Addressing data extensibility requirements

Having a rigid database schema will not work for you across all your customers. Customers have their specific business rules and supporting data requirements. They will want to introduce their own customization to the database schema. However, ensure that you don't change your schema for a tenant to an extent that your product no longer fits into an SaaS model. But you do want to bake in sufficient flexibility and extensibility to handle the custom data requirements of your customers (without impacting subsequent product upgrades or patch releases).
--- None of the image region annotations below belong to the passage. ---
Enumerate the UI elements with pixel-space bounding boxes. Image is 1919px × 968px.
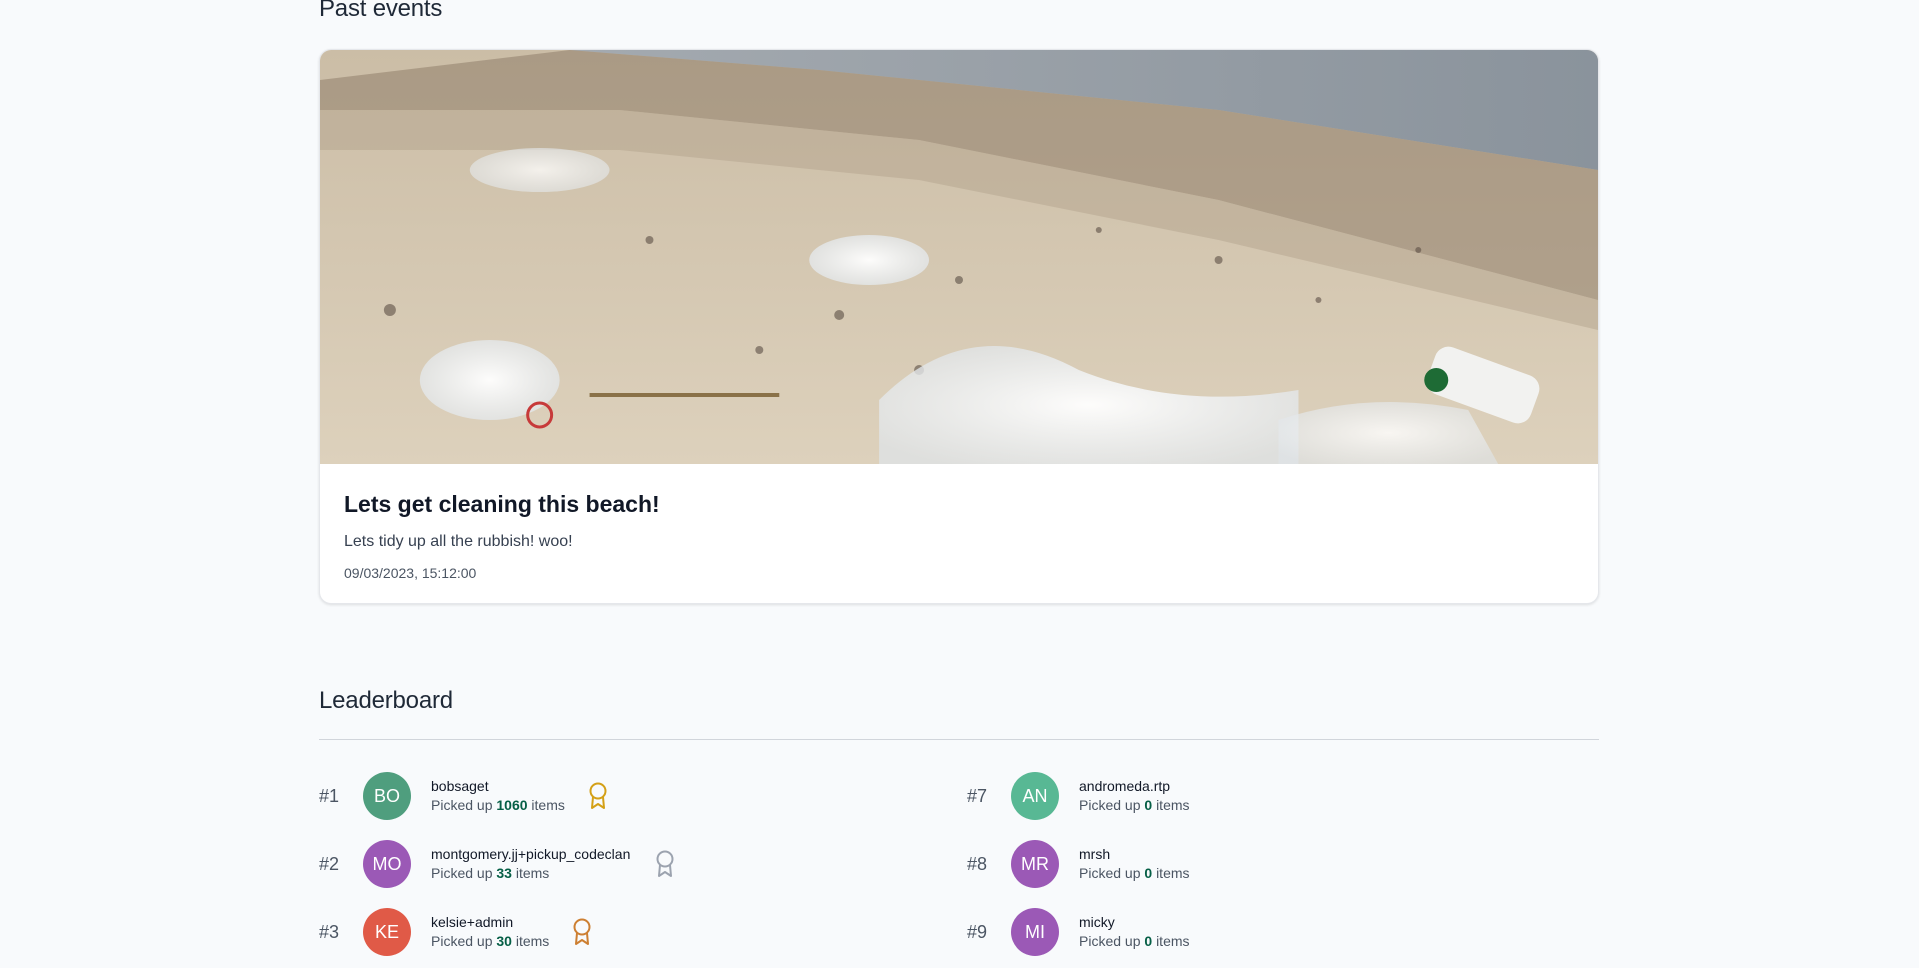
avatar: MR [1011, 840, 1059, 888]
picked-suffix: items [515, 933, 550, 949]
leaderboard-row: #8 MR mrsh Picked up 0 items [967, 840, 1567, 888]
picked-prefix: Picked up [1079, 933, 1141, 949]
leaderboard-username: mrsh [1079, 846, 1111, 862]
items-count: 33 [496, 865, 512, 881]
leaderboard-count-line: Picked up 0 items [1079, 932, 1190, 951]
leaderboard-count-line: Picked up 0 items [1079, 796, 1190, 815]
leaderboard-row: #7 AN andromeda.rtp Picked up 0 items [967, 772, 1567, 820]
avatar-initials: AN [1022, 785, 1048, 806]
picked-suffix: items [1156, 933, 1190, 949]
silver-medal-icon [656, 850, 674, 877]
avatar-initials: BO [373, 785, 400, 806]
picked-suffix: items [1156, 865, 1190, 881]
leaderboard-rank: #3 [319, 921, 340, 942]
items-count: 0 [1144, 933, 1153, 949]
leaderboard-info: micky Picked up 0 items [1079, 913, 1190, 951]
event-body: Lets get cleaning this beach! Lets tidy … [320, 464, 1598, 603]
picked-prefix: Picked up [431, 865, 493, 881]
avatar: AN [1011, 772, 1059, 820]
leaderboard-column-right: #7 AN andromeda.rtp Picked up 0 items #8… [967, 772, 1567, 968]
avatar-initials: MO [372, 853, 402, 874]
picked-prefix: Picked up [1079, 865, 1141, 881]
picked-prefix: Picked up [431, 933, 493, 949]
bronze-medal-icon [573, 918, 591, 945]
gold-medal-icon [589, 782, 607, 809]
leaderboard-row: #9 MI micky Picked up 0 items [967, 908, 1567, 956]
leaderboard-rank: #8 [967, 853, 988, 874]
leaderboard-info: kelsie+admin Picked up 30 items [431, 913, 549, 951]
items-count: 0 [1144, 797, 1153, 813]
leaderboard-rank: #2 [319, 853, 340, 874]
avatar: MI [1011, 908, 1059, 956]
avatar: BO [363, 772, 411, 820]
leaderboard-count-line: Picked up 30 items [431, 932, 549, 951]
leaderboard-count-line: Picked up 33 items [431, 864, 630, 883]
past-events-heading: Past events [319, 0, 443, 22]
avatar: KE [363, 908, 411, 956]
picked-suffix: items [515, 865, 550, 881]
avatar-initials: MI [1025, 921, 1045, 942]
picked-suffix: items [531, 797, 565, 813]
items-count: 30 [496, 933, 512, 949]
leaderboard-info: bobsaget Picked up 1060 items [431, 777, 565, 815]
picked-prefix: Picked up [431, 797, 493, 813]
leaderboard-count-line: Picked up 1060 items [431, 796, 565, 815]
event-beach-image [320, 50, 1598, 464]
leaderboard-count-line: Picked up 0 items [1079, 864, 1190, 883]
items-count: 1060 [496, 797, 528, 813]
avatar: MO [363, 840, 411, 888]
leaderboard-divider [319, 739, 1599, 740]
event-title: Lets get cleaning this beach! [344, 491, 660, 517]
event-date: 09/03/2023, 15:12:00 [344, 565, 477, 581]
avatar-initials: KE [374, 921, 399, 942]
leaderboard-username: bobsaget [431, 778, 489, 794]
picked-suffix: items [1156, 797, 1190, 813]
items-count: 0 [1144, 865, 1153, 881]
leaderboard-username: micky [1079, 914, 1115, 930]
leaderboard-info: montgomery.jj+pickup_codeclan Picked up … [431, 845, 630, 883]
leaderboard-username: andromeda.rtp [1079, 778, 1171, 794]
leaderboard-info: andromeda.rtp Picked up 0 items [1079, 777, 1190, 815]
leaderboard-rank: #9 [967, 921, 988, 942]
leaderboard-row: #2 MO montgomery.jj+pickup_codeclan Pick… [319, 840, 919, 888]
picked-prefix: Picked up [1079, 797, 1141, 813]
leaderboard-row: #1 BO bobsaget Picked up 1060 items [319, 772, 919, 820]
event-card[interactable]: Lets get cleaning this beach! Lets tidy … [319, 49, 1599, 604]
leaderboard-username: kelsie+admin [431, 914, 514, 930]
avatar-initials: MR [1021, 853, 1049, 874]
leaderboard-heading: Leaderboard [319, 687, 453, 714]
leaderboard-row: #3 KE kelsie+admin Picked up 30 items [319, 908, 919, 956]
event-description: Lets tidy up all the rubbish! woo! [344, 533, 573, 550]
leaderboard-rank: #7 [967, 785, 988, 806]
leaderboard-info: mrsh Picked up 0 items [1079, 845, 1190, 883]
leaderboard-rank: #1 [319, 785, 340, 806]
leaderboard-column-left: #1 BO bobsaget Picked up 1060 items #2 M… [319, 772, 919, 968]
leaderboard-username: montgomery.jj+pickup_codeclan [431, 846, 631, 862]
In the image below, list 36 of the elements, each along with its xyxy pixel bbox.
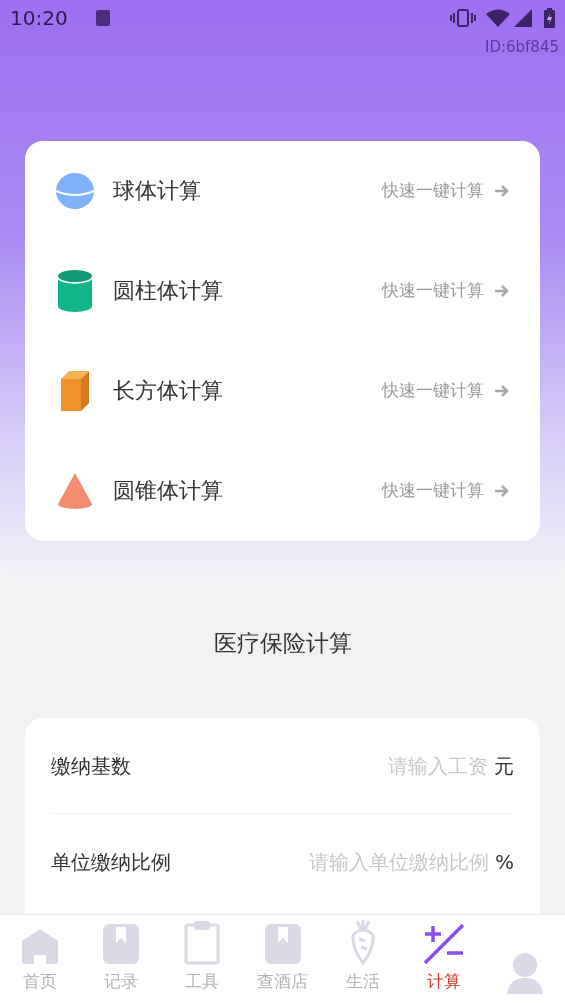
cylinder-icon	[55, 268, 95, 313]
nav-tab[interactable]: 计算	[403, 915, 485, 1004]
quick-calc-label: 快速一键计算	[382, 378, 484, 402]
quick-calc-label: 快速一键计算	[382, 178, 484, 202]
id-label: ID:6bf845	[485, 37, 559, 58]
arrow-right-icon	[494, 283, 510, 298]
shape-title: 长方体计算	[113, 377, 223, 405]
clipboard-icon	[183, 918, 220, 965]
battery-icon	[544, 8, 555, 28]
shape-title: 圆柱体计算	[113, 277, 223, 305]
shape-title: 圆锥体计算	[113, 477, 223, 505]
shape-row[interactable]: 圆柱体计算 快速一键计算	[25, 240, 540, 341]
section-title: 医疗保险计算	[213, 628, 352, 658]
vibrate-icon	[450, 9, 476, 27]
bookmark-icon	[102, 922, 141, 965]
wifi-icon	[486, 9, 510, 27]
unit-label: 元	[494, 752, 514, 780]
status-time: 10:20	[10, 5, 68, 32]
field-label: 单位缴纳比例	[51, 849, 171, 876]
shape-title: 球体计算	[113, 177, 201, 205]
arrow-right-icon	[494, 183, 510, 198]
quick-calc-label: 快速一键计算	[382, 278, 484, 302]
unit-label: %	[495, 849, 514, 876]
signal-icon	[514, 9, 532, 27]
bookmark-icon	[263, 922, 302, 965]
shape-row[interactable]: 长方体计算 快速一键计算	[25, 340, 540, 441]
arrow-right-icon	[494, 483, 510, 498]
shape-row[interactable]: 球体计算 快速一键计算	[25, 140, 540, 241]
shape-row[interactable]: 圆锥体计算 快速一键计算	[25, 440, 540, 541]
plus-minus-icon	[422, 922, 465, 965]
arrow-right-icon	[494, 383, 510, 398]
quick-calc-label: 快速一键计算	[382, 478, 484, 502]
disc-icon	[55, 170, 95, 211]
person-icon	[504, 952, 545, 994]
field-label: 缴纳基数	[51, 752, 131, 780]
home-icon	[20, 926, 61, 965]
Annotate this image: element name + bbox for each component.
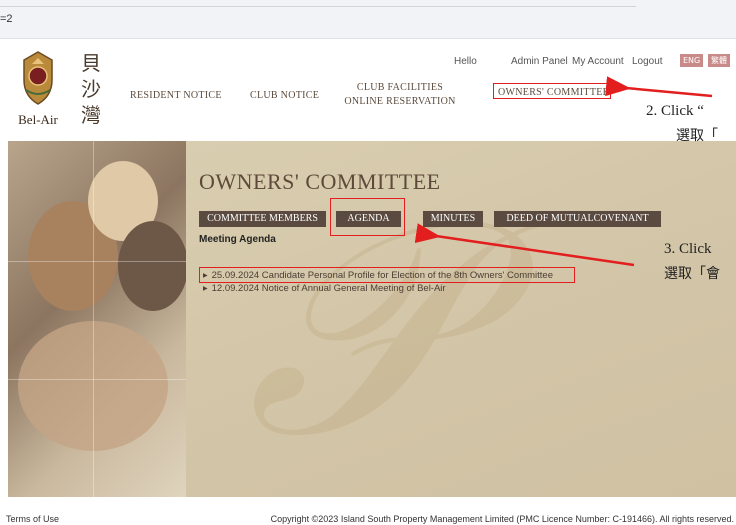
annotation-step2-cn: 選取「: [676, 128, 718, 144]
site-footer: Terms of Use Copyright ©2023 Island Sout…: [0, 498, 736, 525]
arrow-step3: [414, 223, 635, 267]
annotation-step3-cn: 選取「會: [664, 266, 720, 282]
arrow-step2: [605, 76, 713, 98]
copyright-text: Copyright ©2023 Island South Property Ma…: [270, 514, 734, 524]
annotation-arrows: [414, 76, 713, 267]
annotation-step3: 3. Click: [664, 241, 712, 257]
annotation-step2: 2. Click “: [646, 103, 704, 119]
terms-of-use-link[interactable]: Terms of Use: [6, 514, 59, 524]
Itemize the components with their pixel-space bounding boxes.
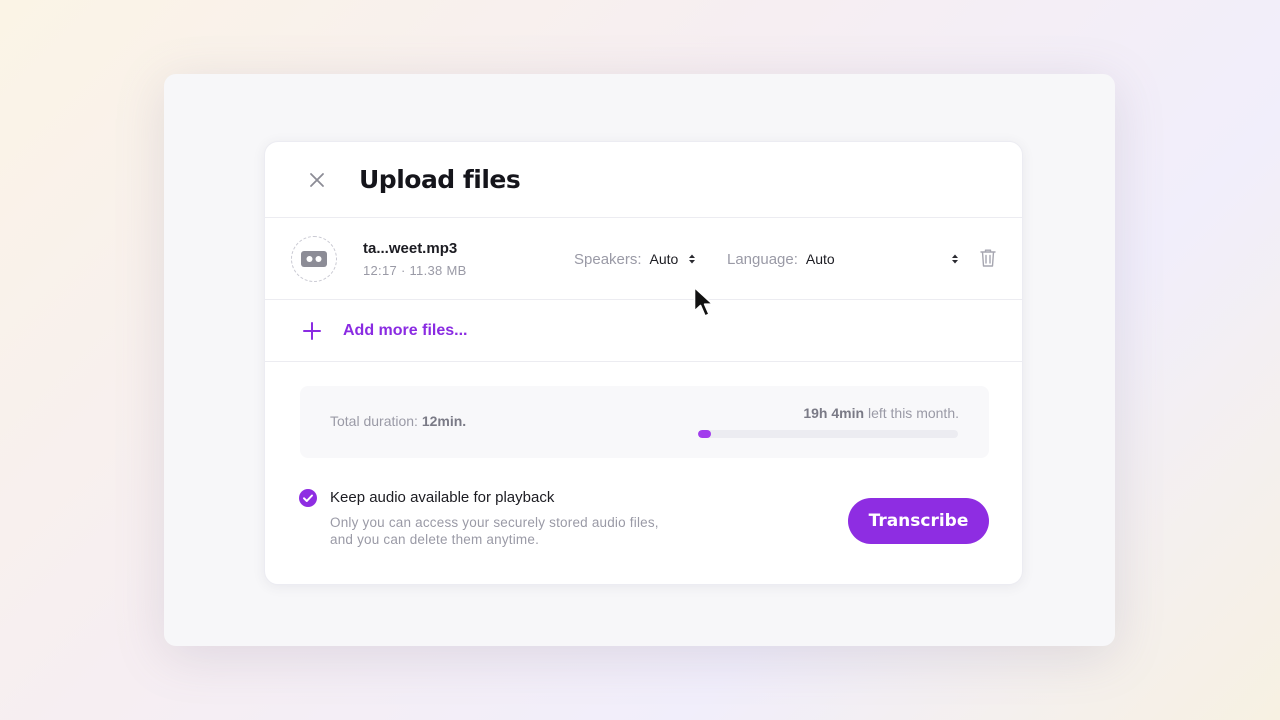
cassette-icon: [301, 250, 327, 267]
usage-progress-bar: [698, 430, 958, 438]
select-arrows-icon: [951, 253, 959, 265]
time-left-label: left this month.: [864, 405, 959, 421]
file-row: ta...weet.mp3 12:17 · 11.38 MB Speakers:…: [265, 218, 1022, 300]
speakers-label: Speakers:: [574, 250, 642, 268]
time-left-value: 19h 4min: [803, 405, 865, 421]
speakers-value: Auto: [649, 251, 679, 267]
language-label: Language:: [727, 250, 798, 268]
keep-audio-description: Only you can access your securely stored…: [330, 515, 659, 547]
language-value: Auto: [805, 251, 835, 267]
remove-file-button[interactable]: [979, 248, 997, 273]
select-arrows-icon: [688, 253, 696, 265]
add-more-files-button[interactable]: Add more files...: [265, 300, 1022, 362]
dialog-title: Upload files: [359, 165, 521, 194]
file-meta: 12:17 · 11.38 MB: [363, 262, 467, 278]
language-select[interactable]: Language: Auto: [727, 218, 959, 300]
keep-audio-title: Keep audio available for playback: [330, 489, 555, 506]
upload-files-dialog: Upload files ta...weet.mp3 12:17 · 11.38…: [264, 141, 1023, 585]
check-circle-icon[interactable]: [299, 489, 317, 507]
close-button[interactable]: [305, 168, 329, 192]
mouse-pointer-icon: [693, 286, 714, 317]
usage-summary: Total duration: 12min. 19h 4min left thi…: [300, 386, 989, 458]
file-info: ta...weet.mp3 12:17 · 11.38 MB: [363, 240, 467, 278]
speakers-select[interactable]: Speakers: Auto: [574, 218, 696, 300]
transcribe-button[interactable]: Transcribe: [848, 498, 989, 544]
usage-progress-fill: [698, 430, 711, 438]
total-duration-value: 12min.: [421, 413, 467, 429]
total-duration: Total duration: 12min.: [330, 413, 466, 429]
keep-audio-text: Keep audio available for playback Only y…: [330, 489, 660, 548]
total-duration-label: Total duration:: [330, 413, 422, 429]
dialog-header: Upload files: [265, 142, 1022, 218]
time-left: 19h 4min left this month.: [803, 405, 959, 421]
close-icon: [310, 172, 324, 187]
plus-icon: [303, 321, 321, 340]
trash-icon: [980, 249, 996, 267]
keep-audio-option: Keep audio available for playback Only y…: [299, 489, 660, 548]
file-name: ta...weet.mp3: [363, 239, 458, 257]
file-icon-badge: [291, 235, 337, 282]
add-more-files-label: Add more files...: [343, 321, 468, 339]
One approach to achieving extensibility in the database schema is to pre-allocate a bunch of extra fields in your tables, which can then be used by your customers to implement their own business requirements. All these fields can be defined as string or varchar fields. You can also create an additional metadata table to further define a field label, data type, field length, and so on, for each of these fields on a per tenant basis. You can choose to create a metadata table per field or have a single metadata table for all the extra fields in the table. Alternatively, you can introduce an additional column for the table name to have a common table describing all custom fields (for each tenant) across all the tables in the schema.

This approach is depicted in the following figure. Fields 1 to 4 are defined as extra columns in the customer table. Further, the metadata table defines the field labels and data types.

A second approach takes a name-value pair approach, where you have a main data table that points to an intermediate table containing the value of the field and a pointer to a meta data table that contains the field label, data type, and so on, information. This approach cuts out potential waste in the first approach but is obviously more complicated to implement.

A variation on these two approaches is to define an extra field per table and store all custom name-value pairs per tenant in an XML or JSON format.

A third approach is to add columns per tenant as required. This approach is more suitable in the separate database or separate schema per tenant models. However, this approach should generally be avoided as it leads to complexity in application code, that is, handling an arbitrary number of columns in a table per tenant. Further, it can lead to operational headaches during upgrades.

You will need to design your database schema carefully for providing custom extensions to your database schema as this can have a ripple effect on the application code and the user interface.

In addition to introducing a tenant id column in the database, if the application has web service interfaces then these services should also include the tenant id parameter in its request and/or response schema. To ensure a smooth transition between shared and isolated application instances, it is important to maintain tenant ids in the application tier. In addition, tenant aware business rules can be encoded in a business rules engine, and tenant specific workflows can be modeled in multi-tenanted workflow engine software using Business Process Execution Language (BPEL) process templates.

In cases where you end up creating a tenant-specific web service, you will need to design it in a manner that least impacts your other tenants. A mediation proxy service that contains routing rules can help in this case. This service can route the requests from a particular tenant's users (specified by the tenant id in the request) to the appropriate web service implemented for that tenant.

Similarly, the front end or the UI can also be configured for each tenant to provide a more customized look-and-feel (for example, CSS files per tenant), tenant specific logos, and color schemes. For differences in tenant UIs, portal servers can be used to serve up portlets, appropriately.

If different service levels need to be supported across tenants, then an instance of the application can be deployed on separate infrastructure for your higher-end customers. The isolation provided at the application layer (and the underlying infrastructure) helps avoid tenants impacting each other by consuming more CPU or memory resources than originally planned.

Logging also needs to be tenant aware (that is, use tenant id in your log record format). You can also use other resources such as queues, file directories, directory servers, caches, and so on, for each of your tenants. These can be done in a dedicated or separated out application stacks (per tenant). In all cases, make use of the tenant id filter for maximum flexibility.